Calhoun had his own unsettling suspicions. There have always been splendid ideas of social systems which will make earthly paradises for their inhabitants. Here, by happenchance, there had come to be a world inhabited only by the young. He tried to put aside, for the moment, what he was unhappily sure he'd find out back at the ship. He tried to think about this seemingly perfect opportunity for a new and better organization of human lives.

But he couldn't believe in it. Culture-instinct theory is pretty well worked out. The Med Service considered it proven that the basic pattern of human societies is instinctual rather than evolved by trial and error. The individual human being passes through a series of instinct-patterns which fit him at different times to perform different functions in a social organization which can vary but never change its kind. It has to make use of the successive functions its members are driven by instinct to perform. If it does not use its members, or give scope to their instincts, it cannot survive. The more lethal attempts at novel societies tried not only to make all their members alike, but tried to make them all alike at all ages. Which could not work.
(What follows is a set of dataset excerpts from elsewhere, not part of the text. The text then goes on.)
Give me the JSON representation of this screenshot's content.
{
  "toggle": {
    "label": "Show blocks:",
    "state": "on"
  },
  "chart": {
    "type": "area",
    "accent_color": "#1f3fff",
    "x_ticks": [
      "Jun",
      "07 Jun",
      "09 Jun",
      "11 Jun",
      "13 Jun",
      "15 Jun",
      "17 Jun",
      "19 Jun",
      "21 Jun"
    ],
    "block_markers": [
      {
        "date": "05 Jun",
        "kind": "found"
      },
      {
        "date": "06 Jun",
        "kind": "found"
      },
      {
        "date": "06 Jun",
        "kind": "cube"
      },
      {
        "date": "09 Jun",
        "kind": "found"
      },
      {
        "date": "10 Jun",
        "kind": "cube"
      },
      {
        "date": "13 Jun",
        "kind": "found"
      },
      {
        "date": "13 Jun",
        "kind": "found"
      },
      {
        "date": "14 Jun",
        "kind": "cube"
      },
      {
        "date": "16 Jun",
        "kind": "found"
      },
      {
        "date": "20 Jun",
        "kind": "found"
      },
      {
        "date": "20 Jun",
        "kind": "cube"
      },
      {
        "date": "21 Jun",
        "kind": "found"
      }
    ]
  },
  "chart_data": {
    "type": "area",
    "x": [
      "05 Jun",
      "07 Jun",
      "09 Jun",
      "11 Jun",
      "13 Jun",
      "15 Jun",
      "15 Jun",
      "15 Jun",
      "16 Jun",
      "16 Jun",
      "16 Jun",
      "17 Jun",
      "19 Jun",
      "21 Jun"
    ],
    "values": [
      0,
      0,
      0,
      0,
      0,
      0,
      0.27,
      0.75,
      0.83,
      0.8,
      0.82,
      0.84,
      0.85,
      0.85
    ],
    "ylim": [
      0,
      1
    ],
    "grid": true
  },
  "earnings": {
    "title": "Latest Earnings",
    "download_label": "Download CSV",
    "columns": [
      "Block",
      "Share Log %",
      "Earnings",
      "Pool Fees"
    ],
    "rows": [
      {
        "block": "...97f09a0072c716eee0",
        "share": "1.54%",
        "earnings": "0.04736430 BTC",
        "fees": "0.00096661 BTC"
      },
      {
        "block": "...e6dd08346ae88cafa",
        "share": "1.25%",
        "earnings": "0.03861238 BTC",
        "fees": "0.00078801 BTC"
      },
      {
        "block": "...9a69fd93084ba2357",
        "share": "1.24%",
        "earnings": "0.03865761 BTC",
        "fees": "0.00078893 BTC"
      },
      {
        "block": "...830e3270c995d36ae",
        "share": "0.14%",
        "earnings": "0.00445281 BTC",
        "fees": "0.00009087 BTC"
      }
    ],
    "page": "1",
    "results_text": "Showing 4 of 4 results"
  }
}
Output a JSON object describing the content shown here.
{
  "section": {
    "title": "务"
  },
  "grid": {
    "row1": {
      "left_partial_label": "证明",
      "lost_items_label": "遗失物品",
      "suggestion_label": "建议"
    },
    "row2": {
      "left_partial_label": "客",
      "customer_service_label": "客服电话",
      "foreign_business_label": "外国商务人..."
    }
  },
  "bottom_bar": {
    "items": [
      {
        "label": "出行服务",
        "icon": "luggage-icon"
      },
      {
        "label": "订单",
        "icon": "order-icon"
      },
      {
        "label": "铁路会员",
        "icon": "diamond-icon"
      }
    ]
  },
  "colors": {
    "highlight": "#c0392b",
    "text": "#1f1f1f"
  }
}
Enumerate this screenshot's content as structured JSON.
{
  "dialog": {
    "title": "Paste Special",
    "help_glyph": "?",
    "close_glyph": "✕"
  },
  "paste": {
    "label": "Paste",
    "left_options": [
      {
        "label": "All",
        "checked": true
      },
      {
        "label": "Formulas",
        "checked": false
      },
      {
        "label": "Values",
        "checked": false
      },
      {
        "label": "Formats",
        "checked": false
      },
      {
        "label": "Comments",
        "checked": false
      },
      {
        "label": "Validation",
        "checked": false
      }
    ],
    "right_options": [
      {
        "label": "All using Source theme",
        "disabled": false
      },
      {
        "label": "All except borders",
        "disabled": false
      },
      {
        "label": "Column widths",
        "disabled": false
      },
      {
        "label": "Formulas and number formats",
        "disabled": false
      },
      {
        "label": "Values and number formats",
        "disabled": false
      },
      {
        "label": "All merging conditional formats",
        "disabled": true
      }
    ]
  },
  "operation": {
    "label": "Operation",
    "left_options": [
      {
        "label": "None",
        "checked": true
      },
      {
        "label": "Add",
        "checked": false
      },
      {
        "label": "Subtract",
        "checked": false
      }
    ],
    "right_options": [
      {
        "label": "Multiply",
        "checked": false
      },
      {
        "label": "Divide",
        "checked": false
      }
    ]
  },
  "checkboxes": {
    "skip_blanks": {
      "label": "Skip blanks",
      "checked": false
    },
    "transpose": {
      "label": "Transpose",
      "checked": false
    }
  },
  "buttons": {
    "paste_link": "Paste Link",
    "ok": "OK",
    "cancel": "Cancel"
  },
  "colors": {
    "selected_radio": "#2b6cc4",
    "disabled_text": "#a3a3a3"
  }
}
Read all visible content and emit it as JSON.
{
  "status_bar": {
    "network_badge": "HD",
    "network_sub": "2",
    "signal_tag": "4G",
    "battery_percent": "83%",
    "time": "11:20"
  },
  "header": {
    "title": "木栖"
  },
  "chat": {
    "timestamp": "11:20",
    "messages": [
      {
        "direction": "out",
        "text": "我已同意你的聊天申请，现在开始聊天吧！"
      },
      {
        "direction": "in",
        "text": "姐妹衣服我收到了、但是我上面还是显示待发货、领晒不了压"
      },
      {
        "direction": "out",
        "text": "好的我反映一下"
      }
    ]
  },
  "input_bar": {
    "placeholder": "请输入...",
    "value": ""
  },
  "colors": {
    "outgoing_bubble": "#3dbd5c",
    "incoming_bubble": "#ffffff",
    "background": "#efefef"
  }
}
Calhoun thought unhappily of the tests he meant to make in the Med Ship. As the ground-car swerved into the great open center of the grid, he said:

"My job is doing Med Service. I can't advise you how to plan a new world. If I could, I wouldn't. But whoever does have authority here had better think about some very immediate troubles."

"We'll fight if Phaedra attacks," said the driver darkly. "They'll never get to ground alive, and if they do—they'll wish they hadn't!"

"I wasn't thinking of Phaedra," said Calhoun.

* * *

The car stopped close by the Med Ship. He got out. There had been attempts to enter the ship in his absence. The gang which occupied the control building and in theory protected Canis III against attack from the sky had tried to satisfy their curiosity about the little ship. They'd even used torches on the metal. But they hadn't gotten in.

Calhoun did. Murgatroyd chattered shrilly when he was put down. He scampered relievedly about the cabin, plainly rejoicing at being once more in familiar surroundings. Calhoun paid no attention. He closed and dogged the air-lock door. He switched on the spacephone and said shortly:

"Med Ship Aesclipus Twenty calling Phaedrian fleet. Med Ship Aesclipus Twenty calling—"

The loud-speaker fairly deafened him as somebody yelled into another spacephone mike in the grid-control building.

"Hey! You in the ship! Stop that! No talking with the enemy!"

Calhoun turned down the incoming volume and said patiently:

"Med Ship Aesclipus Twenty calling fleet from Phaedra. Come in, fleet from Phaedra! Med Ship Aesclipus Twenty calling—"

There was a chorus of yelling from the nearby building. The motley, swaggering, self-appointed landing-grid guard had tried to break into the ship out of curiosity, but they were vastly indignant when Calhoun did something of which they disapproved. They made it impossible for him to have heard a reply from the space fleet presumably overhead. But after a moment someone in the control house evidently elbowed the others aside and shouted:

"You! Keep that up and we'll smash you! We've got the grid to do it with, too!"